Plusieurs individus ont été arrêtés l’année suivante, dont Theus, qui a été condamné à la prison à vie, sans admissibilité à une libération conditionnelle avant 25 ans, après avoir été reconnu coupable de meurtre au premier degré.

Conversation litigieuse

Mais durant le procès, la poursuite a diffusé une conversation captée par la police et tenue 11 mois après le meurtre de M. D’Onofrio entre un individu et Theus, au cours de laquelle ce dernier a dit, en parlant d’une tierce personne : « il était dans les couches pis j’tirais du monde déjà ».

En portant le plaidoyer de culpabilité en appel, la défense a notamment fait valoir que cette déclaration est une preuve de conduite indigne qui aurait dû être écartée de la preuve.

« Rien dans la preuve ne relie la déclaration de l’appelant (Theus) au meurtre reproché, si ce n’est l’emploi du verbe tirer qui dénote une similitude. […] Pour conclure que l’appelant parlait implicitement du meurtre de M. D’Onofrio, le jury devait forcément faire une mauvaise utilisation de cette preuve. Il ne pouvait que spéculer ou se dire que parce qu’à une époque indéterminée, l’appelant tirait du monde déjà, il a vraisemblablement tiré sur M. D’Onofrio, donc il devait parler de ce meurtre. Ce sont là des inférences que le jury ne pouvait pas tirer. […] La mise en garde du juge (au jury) n’a pas permis d’éliminer le risque de préjudice moral que comportait l’admissibilité de la déclaration.
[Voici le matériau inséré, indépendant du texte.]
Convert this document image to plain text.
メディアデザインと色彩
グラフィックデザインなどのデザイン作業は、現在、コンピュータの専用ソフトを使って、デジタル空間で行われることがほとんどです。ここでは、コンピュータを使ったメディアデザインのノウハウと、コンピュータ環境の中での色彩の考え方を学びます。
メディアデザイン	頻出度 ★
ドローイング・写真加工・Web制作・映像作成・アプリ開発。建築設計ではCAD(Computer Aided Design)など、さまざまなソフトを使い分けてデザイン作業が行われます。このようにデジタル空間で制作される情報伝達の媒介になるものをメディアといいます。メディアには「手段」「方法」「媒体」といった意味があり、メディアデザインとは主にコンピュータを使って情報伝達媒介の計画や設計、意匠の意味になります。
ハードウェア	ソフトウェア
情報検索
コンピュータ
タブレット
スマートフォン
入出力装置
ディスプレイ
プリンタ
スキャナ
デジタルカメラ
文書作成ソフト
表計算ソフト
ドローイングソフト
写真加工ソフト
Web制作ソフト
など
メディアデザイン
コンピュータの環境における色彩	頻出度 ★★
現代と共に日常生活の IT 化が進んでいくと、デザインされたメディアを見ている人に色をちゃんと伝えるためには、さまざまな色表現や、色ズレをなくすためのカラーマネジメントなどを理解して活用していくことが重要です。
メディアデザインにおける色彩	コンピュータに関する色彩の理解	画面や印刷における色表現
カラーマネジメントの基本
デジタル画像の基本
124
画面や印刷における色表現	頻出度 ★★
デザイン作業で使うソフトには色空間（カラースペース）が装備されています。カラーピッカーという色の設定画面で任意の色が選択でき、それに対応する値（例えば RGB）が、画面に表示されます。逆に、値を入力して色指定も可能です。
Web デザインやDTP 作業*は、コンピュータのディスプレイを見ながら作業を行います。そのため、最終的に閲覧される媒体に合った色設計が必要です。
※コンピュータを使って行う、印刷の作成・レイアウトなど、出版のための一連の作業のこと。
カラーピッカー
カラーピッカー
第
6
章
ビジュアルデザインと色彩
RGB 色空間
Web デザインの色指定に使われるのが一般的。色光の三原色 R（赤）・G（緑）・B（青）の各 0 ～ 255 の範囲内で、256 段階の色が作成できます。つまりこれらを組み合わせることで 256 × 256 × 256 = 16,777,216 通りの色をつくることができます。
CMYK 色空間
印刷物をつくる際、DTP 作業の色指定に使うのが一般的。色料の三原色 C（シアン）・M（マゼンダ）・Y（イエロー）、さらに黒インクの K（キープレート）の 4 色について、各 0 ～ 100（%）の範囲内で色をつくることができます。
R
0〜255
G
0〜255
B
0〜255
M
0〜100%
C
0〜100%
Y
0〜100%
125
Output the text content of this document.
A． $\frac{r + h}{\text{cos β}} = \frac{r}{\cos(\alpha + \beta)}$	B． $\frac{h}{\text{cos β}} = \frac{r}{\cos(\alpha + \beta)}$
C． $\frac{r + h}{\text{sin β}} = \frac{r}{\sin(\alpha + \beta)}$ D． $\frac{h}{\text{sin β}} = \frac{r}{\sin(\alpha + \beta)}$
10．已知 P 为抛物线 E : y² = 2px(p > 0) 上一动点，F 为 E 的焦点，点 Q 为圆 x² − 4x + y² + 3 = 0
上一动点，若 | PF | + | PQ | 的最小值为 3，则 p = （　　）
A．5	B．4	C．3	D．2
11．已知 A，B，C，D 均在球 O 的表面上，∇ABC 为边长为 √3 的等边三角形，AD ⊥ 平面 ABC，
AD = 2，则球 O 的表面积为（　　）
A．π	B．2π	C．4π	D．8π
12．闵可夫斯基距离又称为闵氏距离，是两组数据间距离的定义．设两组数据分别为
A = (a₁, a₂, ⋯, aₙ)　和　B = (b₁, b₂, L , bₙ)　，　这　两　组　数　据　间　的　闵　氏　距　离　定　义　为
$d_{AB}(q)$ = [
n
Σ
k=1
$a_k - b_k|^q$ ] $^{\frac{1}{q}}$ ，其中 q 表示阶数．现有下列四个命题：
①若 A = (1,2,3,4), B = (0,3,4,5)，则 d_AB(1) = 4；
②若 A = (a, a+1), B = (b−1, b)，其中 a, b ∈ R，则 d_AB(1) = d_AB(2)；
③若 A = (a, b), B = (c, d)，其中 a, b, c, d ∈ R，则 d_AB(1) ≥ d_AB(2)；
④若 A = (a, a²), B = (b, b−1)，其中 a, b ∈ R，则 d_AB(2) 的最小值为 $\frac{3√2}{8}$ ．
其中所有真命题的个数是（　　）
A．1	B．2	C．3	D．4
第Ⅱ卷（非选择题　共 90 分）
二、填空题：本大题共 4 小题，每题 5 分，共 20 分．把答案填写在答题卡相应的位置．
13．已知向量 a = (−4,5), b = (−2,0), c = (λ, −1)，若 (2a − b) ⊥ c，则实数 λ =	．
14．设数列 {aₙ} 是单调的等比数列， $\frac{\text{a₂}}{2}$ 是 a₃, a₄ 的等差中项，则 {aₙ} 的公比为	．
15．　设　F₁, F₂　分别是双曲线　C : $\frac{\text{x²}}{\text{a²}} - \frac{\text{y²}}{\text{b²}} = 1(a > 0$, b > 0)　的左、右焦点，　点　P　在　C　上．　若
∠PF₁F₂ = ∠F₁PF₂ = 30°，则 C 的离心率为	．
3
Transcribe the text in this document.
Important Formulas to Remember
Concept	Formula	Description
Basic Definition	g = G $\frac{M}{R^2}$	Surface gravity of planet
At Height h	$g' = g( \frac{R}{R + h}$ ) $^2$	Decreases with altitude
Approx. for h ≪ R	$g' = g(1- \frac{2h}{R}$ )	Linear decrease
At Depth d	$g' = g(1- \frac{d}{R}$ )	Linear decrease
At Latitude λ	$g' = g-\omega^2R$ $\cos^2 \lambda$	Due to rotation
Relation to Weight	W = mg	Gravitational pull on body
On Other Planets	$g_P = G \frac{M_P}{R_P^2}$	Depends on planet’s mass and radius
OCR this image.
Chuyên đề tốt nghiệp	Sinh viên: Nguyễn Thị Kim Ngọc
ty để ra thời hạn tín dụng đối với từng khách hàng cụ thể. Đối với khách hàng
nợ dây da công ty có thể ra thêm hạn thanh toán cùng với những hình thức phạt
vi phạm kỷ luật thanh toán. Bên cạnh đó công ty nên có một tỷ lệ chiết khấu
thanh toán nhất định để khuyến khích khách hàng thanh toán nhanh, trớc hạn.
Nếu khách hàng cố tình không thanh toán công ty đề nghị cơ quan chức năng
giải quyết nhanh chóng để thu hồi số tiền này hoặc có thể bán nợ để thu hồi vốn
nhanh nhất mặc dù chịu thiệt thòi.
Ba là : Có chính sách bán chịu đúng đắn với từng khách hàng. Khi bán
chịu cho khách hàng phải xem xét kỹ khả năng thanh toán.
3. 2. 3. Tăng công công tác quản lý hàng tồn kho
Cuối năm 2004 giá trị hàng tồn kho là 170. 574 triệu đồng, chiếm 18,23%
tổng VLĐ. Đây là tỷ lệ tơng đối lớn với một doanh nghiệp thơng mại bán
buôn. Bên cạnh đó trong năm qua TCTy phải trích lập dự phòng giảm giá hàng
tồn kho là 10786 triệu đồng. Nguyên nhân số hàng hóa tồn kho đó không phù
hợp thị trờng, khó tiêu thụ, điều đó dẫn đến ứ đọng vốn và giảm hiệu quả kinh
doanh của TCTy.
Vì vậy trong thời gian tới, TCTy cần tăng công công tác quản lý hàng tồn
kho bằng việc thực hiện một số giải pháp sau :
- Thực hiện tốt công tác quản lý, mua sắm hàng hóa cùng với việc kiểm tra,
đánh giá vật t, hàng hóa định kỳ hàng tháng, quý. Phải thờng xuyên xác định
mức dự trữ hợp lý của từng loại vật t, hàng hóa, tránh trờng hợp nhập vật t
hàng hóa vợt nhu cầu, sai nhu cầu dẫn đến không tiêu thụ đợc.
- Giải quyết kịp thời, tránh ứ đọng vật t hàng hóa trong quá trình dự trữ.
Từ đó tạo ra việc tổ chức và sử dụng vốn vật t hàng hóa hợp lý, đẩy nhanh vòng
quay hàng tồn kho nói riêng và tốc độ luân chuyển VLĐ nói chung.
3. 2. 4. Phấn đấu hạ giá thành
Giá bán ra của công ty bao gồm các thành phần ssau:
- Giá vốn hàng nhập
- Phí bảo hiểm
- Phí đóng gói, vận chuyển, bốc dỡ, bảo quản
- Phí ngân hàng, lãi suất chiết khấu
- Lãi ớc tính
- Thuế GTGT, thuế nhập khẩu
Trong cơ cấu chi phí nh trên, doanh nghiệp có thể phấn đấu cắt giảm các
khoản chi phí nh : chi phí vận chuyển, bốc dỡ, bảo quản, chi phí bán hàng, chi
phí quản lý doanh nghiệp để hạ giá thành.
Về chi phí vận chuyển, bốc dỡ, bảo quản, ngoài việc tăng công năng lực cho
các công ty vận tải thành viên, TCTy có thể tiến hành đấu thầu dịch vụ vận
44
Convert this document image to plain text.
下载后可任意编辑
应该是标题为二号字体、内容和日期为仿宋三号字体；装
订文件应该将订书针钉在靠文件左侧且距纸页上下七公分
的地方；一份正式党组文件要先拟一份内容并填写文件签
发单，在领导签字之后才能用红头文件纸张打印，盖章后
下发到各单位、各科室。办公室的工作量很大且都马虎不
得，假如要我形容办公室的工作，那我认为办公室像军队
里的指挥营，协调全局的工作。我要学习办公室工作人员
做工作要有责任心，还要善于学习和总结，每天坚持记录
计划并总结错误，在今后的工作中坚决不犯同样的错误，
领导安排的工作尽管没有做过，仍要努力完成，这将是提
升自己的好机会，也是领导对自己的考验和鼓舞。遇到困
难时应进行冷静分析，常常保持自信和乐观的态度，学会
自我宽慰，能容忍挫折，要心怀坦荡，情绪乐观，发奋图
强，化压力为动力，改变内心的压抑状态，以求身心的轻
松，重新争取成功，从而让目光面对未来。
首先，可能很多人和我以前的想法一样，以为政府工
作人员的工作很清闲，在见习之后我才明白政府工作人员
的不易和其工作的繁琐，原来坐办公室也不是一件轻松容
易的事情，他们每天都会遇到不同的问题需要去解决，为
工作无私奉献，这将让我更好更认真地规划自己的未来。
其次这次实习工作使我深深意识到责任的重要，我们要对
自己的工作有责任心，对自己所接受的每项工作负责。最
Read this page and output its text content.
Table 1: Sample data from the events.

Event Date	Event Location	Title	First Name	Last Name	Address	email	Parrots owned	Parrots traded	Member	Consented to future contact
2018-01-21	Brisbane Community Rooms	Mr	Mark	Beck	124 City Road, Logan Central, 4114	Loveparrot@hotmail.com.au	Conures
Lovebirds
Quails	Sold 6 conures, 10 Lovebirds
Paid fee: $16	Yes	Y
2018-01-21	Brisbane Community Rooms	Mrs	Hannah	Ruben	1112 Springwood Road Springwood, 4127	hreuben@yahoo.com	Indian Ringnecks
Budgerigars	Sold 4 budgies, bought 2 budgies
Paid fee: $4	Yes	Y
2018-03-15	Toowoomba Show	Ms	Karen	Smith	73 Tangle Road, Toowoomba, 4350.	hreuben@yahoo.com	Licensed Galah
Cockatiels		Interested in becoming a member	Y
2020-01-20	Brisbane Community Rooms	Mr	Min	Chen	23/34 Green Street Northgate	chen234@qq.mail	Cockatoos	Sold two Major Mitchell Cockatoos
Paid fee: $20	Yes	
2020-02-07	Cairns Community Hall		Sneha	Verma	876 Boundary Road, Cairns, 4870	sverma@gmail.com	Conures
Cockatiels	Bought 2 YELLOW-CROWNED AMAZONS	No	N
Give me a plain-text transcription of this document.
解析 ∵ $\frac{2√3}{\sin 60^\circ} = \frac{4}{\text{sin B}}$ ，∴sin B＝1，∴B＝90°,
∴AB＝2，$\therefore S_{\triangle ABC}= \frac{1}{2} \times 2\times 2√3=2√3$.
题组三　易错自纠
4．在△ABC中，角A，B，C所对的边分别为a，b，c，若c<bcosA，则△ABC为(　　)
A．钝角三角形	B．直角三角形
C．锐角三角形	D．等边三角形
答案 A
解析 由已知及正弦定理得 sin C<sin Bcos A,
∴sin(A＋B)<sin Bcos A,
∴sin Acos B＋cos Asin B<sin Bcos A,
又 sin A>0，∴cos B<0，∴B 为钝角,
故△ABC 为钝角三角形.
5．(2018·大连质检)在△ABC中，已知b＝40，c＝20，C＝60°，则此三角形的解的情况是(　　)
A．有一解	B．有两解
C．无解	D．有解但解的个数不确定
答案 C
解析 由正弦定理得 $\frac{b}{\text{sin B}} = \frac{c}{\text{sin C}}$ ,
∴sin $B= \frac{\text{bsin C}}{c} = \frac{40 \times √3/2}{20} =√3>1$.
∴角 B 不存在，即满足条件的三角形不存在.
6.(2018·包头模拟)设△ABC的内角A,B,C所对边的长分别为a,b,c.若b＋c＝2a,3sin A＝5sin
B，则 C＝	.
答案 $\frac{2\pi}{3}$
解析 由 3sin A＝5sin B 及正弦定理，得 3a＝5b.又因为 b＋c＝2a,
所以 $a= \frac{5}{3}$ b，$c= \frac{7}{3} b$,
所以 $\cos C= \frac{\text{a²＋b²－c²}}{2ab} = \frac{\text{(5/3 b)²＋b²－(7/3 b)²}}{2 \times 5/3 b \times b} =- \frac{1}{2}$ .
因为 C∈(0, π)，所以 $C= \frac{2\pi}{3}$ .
Au contraire, elle invitait le jury à suivre un raisonnement défectueux », écrit notamment la juge Suzanne Gagné de la Cour d’appel dans sa décision.

Outre sa peine à perpétuité qui vient de tomber, Theus purge actuellement une peine de huit ans imposée en novembre 2020 pour une affaire d’invasion de domicile.

En soustrayant la période passée en détention préventive, il aura bientôt purgé les deux tiers de cette peine, et on ignore s’il pourrait recouvrer sa liberté en attendant la tenue de son nouveau procès pour le meurtre de M. D’Onofrio.

« Nous sommes satisfaites de la décision de la Cour d’appel », s’est contentée de déclarer à La Presse MÉlizabeth Ménard, qui représente Theus avec MAudrey-Bianca Chabauty.